VERA
← Home 8 signal types · regex · process-type gated

How Compliance Signals Work

We scan NEPA documents for patterns that indicate litigation risk. Every flag shows the exact text that triggered it and where it appears—no black box.

What they are

Compliance signals are named risk flags aligned to real NEPA litigation. Courts often overturn projects for the same kinds of defects: deferred mitigation, missing environmental justice analysis, weak no-action alternative discussion, approval contingent on studies not yet done. We run eight detectors over the project’s main document(s); each hit is stored with a verbatim excerpt and character offset so you can see exactly what triggered it.

The eight flag types

Flag Severity What it catches
deferred_mitigation High Mitigation pushed to “final design,” “future phases,” or “subsequent documentation.”
future_studies_reliance High Approval contingent on studies not yet completed.
ej_absent High Explicit statement that environmental justice is not addressed (EA/EIS only).
ej_thin_coverage Medium EJ mentioned only in passing or deferred to future NEPA (EA/EIS only).
no_action_absent High No-action alternative missing or not included (EA/EIS only).
no_action_thin Medium No-action alternative summarily dismissed or not adequately compared (EA/EIS only).
cumulative_impacts_thin Medium Cumulative impacts not meaningfully analyzed or deferred (EA/EIS only).
tribal_interests Info Tribal consultation or tribal interests mentioned—review for completeness.

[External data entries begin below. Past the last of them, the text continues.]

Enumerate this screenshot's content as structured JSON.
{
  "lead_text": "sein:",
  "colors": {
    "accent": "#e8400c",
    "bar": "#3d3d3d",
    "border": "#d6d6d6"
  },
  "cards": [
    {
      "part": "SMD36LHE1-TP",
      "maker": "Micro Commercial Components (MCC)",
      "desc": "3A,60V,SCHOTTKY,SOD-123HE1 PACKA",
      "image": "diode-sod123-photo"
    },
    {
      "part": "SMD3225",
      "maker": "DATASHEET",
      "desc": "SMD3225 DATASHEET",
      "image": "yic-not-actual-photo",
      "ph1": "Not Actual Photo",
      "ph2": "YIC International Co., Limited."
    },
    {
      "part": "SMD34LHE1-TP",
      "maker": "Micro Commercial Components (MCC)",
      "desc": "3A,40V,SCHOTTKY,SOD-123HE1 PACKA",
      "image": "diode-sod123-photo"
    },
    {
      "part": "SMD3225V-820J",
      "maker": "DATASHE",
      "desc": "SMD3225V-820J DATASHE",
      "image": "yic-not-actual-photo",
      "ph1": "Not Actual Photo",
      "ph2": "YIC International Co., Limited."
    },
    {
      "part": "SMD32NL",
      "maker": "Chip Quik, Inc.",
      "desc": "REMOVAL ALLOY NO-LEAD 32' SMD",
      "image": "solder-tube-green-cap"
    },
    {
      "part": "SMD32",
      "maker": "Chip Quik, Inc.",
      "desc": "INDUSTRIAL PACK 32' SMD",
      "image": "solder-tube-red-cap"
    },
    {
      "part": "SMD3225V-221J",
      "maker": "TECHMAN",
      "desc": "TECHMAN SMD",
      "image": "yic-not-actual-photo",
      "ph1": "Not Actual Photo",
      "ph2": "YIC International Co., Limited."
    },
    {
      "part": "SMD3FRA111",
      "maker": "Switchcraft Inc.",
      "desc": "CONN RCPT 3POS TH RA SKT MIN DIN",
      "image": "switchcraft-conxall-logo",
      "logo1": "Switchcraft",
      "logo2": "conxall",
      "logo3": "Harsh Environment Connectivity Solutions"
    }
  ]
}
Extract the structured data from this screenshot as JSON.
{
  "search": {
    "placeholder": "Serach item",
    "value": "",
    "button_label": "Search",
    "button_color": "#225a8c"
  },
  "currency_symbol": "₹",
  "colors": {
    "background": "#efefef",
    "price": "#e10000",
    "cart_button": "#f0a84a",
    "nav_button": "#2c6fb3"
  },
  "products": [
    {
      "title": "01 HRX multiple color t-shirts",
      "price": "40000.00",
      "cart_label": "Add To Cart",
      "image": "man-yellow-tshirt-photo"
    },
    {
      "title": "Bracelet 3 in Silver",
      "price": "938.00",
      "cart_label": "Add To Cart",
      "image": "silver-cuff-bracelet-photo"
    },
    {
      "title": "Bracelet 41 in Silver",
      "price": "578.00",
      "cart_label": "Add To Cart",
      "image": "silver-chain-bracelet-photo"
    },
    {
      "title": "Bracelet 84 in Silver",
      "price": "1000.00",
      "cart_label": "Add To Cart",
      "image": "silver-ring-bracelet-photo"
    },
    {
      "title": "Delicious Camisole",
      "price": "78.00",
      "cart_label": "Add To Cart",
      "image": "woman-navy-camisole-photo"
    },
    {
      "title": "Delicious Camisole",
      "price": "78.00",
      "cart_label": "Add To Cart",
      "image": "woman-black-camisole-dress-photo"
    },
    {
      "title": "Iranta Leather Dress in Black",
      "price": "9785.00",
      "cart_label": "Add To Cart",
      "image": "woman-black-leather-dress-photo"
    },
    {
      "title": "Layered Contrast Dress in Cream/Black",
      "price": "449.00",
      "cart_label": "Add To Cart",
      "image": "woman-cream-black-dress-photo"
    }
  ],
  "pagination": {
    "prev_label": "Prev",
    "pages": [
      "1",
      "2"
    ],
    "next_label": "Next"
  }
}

Process-type gating (CE vs EA/EIS)

Categorical Exclusions (CE) are approved under a different standard than EAs and EISs. CE templates typically don’t include environmental justice sections, no-action alternatives, or cumulative impacts analysis—by design. If we ran those detectors on CE text, we’d get meaningless noise.

So we gate five flag types to EA and EIS only: ej_absent, ej_thin_coverage, no_action_absent, no_action_thin, cumulative_impacts_thin. On CE documents we only run deferred_mitigation, future_studies_reliance, and tribal_interests. This keeps results relevant and cuts false positives.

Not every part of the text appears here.